こちら、伊藤俊也監督作品としては最後で四作目は監督もスタッフも変わってしまったので、一応こちらが第一期完結編と認識してます。最後に出てくる文言もそんな感じだし。梶芽衣子さんと監督の確執は致し方無いところもあるにせよ、梶芽衣子さんの「監督とスタッフを変えなければ次回作には出ない」と言い切った強い意志は尊重するしかありません。ほんと、役や作品に対する強い信念とはっきり伝える意志は素晴らしく、それが松島ナミに通じるところも感じて、ますます梶芽衣子さんのファンになってしまった記憶があります。

こちらの「けもの部屋」は牢獄が舞台ではなく、ナミが脱獄した外の、言ってみれば東京(ですかね)が舞台になっているのが大きな特徴です。いきなりの電車シーンで、手錠かけた刑事の腕を切り落として、墓地でギリギリと墓石に手錠を擦り付けて切り落とそうとするシーンはあまりにも有名なショッキングシーンでしょう。都会(けもの部屋)での風景は虐げらた女たちだらけで、そこは監獄と変わらないイメージです。ただ、近親相姦とか痴呆(事故で頭がおかしくなった設定)とか、妊娠堕胎とか、ちょっと悪趣味とも言えるシーンのオンパレードになっていき、ちょっと嫌悪感さえ覚えます。そんな女性の恨みを背負ったがの如く反撃に転じるナミっていうのは、ちょっと違和感というか行き過ぎというか、その辺りちょっとずれ始めてしまったのかなあという印象です。いずれにしても、圧倒的な存在感の松島ナミ(相変わらずほぼしゃべりません。書き忘れましたが、そういうキャラにしたいと申し出たのは他ならぬ梶芽衣子さんだそうです。キネマ旬報のインタビュー記事で見ました。やっぱすげえな梶さん!)と独特の映像の切り取り方は相変わらずで、一気に引き込まれてしまうんです。後半の下水道を逃げ回るところとか、ガソリン注入して火炙りにしようとする警察たちは、さすがに非現実的になってしまってちょっとエンタメに寄りすぎたかなと。監獄って基本的に閉鎖されている世界だから、なんでもありなこともリアリティあるのですが、都会の真ん中でマンホールにガソリン入れて火をつける警察ってなるとちょっとおいおいって思っちゃいました。でもまるでターミネーターみたいな松島ナミ(!)はもろもとせずに、復讐に立ち上がるのでした。っておい!
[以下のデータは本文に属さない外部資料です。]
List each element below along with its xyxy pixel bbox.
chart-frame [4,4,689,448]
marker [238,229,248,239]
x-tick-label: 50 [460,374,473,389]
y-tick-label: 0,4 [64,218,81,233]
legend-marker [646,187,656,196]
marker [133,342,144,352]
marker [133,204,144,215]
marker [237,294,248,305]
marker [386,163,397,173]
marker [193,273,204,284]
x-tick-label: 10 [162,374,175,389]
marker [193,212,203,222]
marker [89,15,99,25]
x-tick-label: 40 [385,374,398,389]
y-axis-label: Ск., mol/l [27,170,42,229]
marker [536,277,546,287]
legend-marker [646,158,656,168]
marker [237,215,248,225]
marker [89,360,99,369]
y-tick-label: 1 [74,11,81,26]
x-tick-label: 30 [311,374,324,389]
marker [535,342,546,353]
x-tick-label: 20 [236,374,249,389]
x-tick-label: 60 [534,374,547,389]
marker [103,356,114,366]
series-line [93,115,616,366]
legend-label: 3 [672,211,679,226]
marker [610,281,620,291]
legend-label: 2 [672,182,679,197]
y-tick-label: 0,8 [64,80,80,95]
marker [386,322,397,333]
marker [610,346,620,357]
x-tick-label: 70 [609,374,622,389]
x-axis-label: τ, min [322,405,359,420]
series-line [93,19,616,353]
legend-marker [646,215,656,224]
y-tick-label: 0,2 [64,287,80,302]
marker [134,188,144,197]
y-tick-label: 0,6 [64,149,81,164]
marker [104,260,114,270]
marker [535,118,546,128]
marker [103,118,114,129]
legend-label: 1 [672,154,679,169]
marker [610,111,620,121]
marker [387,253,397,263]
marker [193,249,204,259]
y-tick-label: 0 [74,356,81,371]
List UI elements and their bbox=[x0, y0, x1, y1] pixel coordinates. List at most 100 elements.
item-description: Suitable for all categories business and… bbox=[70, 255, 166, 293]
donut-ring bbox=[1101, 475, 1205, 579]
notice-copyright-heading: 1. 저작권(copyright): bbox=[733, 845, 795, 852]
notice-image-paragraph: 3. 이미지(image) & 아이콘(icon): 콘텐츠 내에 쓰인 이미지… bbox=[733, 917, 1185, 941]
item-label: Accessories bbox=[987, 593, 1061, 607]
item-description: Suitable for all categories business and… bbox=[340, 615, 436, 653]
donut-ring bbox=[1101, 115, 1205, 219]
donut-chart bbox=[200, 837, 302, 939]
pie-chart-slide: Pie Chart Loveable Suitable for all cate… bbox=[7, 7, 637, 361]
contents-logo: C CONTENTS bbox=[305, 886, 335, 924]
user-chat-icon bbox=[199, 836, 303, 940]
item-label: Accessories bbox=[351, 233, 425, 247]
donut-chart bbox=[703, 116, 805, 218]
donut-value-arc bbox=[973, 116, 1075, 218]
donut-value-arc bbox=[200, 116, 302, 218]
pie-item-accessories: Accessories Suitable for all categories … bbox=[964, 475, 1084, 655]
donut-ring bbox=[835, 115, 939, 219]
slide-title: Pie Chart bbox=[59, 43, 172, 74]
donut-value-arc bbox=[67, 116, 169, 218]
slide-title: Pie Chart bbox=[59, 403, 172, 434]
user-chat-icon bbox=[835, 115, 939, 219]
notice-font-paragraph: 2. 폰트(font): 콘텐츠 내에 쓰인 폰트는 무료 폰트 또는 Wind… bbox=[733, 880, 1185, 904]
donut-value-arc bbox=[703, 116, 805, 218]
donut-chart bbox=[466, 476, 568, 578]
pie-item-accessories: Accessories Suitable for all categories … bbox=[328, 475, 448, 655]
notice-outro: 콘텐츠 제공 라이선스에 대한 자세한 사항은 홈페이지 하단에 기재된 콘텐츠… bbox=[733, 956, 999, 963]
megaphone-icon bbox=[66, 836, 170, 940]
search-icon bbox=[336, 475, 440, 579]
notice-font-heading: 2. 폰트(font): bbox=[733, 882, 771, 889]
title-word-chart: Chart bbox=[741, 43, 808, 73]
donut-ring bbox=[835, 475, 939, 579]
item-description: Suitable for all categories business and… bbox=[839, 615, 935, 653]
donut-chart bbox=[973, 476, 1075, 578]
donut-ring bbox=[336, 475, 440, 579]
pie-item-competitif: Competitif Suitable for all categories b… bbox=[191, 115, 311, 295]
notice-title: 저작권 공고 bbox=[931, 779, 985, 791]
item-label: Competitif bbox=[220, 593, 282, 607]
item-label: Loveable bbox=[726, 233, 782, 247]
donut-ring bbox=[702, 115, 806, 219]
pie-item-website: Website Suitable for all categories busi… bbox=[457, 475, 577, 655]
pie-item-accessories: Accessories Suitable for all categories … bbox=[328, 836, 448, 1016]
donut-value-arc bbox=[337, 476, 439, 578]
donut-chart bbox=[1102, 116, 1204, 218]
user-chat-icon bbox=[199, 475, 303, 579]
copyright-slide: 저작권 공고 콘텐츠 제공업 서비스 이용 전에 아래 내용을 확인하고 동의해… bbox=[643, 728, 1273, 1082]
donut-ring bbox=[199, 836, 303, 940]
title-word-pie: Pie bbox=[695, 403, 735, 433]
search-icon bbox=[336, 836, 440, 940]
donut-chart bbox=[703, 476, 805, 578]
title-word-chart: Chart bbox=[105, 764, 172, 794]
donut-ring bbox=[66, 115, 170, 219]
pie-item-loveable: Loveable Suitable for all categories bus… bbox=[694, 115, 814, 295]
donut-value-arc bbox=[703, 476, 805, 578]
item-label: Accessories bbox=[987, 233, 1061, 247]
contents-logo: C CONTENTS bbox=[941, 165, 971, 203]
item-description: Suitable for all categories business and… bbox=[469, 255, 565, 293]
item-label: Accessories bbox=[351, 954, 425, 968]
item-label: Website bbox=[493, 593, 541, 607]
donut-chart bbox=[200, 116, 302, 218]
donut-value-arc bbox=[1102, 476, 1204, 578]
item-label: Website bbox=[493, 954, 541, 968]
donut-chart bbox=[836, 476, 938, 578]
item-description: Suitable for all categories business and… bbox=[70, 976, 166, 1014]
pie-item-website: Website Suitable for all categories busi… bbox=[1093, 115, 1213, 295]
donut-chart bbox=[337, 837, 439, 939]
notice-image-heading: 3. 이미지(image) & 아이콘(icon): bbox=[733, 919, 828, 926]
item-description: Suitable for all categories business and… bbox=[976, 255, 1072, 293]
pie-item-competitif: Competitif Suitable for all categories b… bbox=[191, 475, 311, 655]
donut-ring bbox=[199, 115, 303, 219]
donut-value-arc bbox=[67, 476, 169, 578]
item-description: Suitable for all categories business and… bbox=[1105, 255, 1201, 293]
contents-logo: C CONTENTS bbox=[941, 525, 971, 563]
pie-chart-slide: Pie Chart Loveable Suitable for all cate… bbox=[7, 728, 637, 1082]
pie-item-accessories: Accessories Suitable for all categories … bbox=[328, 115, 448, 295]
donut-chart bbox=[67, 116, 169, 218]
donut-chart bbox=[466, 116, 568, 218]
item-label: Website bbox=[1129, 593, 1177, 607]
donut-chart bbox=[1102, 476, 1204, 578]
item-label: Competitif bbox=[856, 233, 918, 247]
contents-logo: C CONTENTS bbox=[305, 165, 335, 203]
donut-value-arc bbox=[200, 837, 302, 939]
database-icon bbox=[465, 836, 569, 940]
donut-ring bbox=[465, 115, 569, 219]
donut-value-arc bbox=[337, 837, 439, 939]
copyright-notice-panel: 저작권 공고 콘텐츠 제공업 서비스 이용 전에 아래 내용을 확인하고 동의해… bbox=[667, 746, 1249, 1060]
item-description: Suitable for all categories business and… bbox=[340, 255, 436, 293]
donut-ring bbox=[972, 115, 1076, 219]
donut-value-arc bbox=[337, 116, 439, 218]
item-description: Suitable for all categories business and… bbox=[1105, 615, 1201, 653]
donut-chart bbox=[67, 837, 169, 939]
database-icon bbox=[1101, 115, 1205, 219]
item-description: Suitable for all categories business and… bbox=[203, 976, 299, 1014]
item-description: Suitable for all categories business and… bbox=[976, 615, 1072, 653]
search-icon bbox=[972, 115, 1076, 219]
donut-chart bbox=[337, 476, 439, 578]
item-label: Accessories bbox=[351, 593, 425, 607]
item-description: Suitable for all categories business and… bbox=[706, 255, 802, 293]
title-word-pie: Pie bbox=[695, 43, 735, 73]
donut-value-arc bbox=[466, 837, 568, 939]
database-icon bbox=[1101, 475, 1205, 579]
ラスト、連続殺人犯松島ナミがなんでか放火で三か月の刑で留置される(設定ミスってない?)のですが、怪人(にしか見えない)李麗仙のチキンっぷりが見事にバカで、妄想で間違えて刑事殺しちゃう、最後までトンデモ展開をやり通してエンドを迎えた作品。いずれにしても十分楽しいです。このシリーズ三部作、できれば名画座で3本立てとかで一気見したいですねえ。暗い映画館で見るのがおすすめですよ絶対。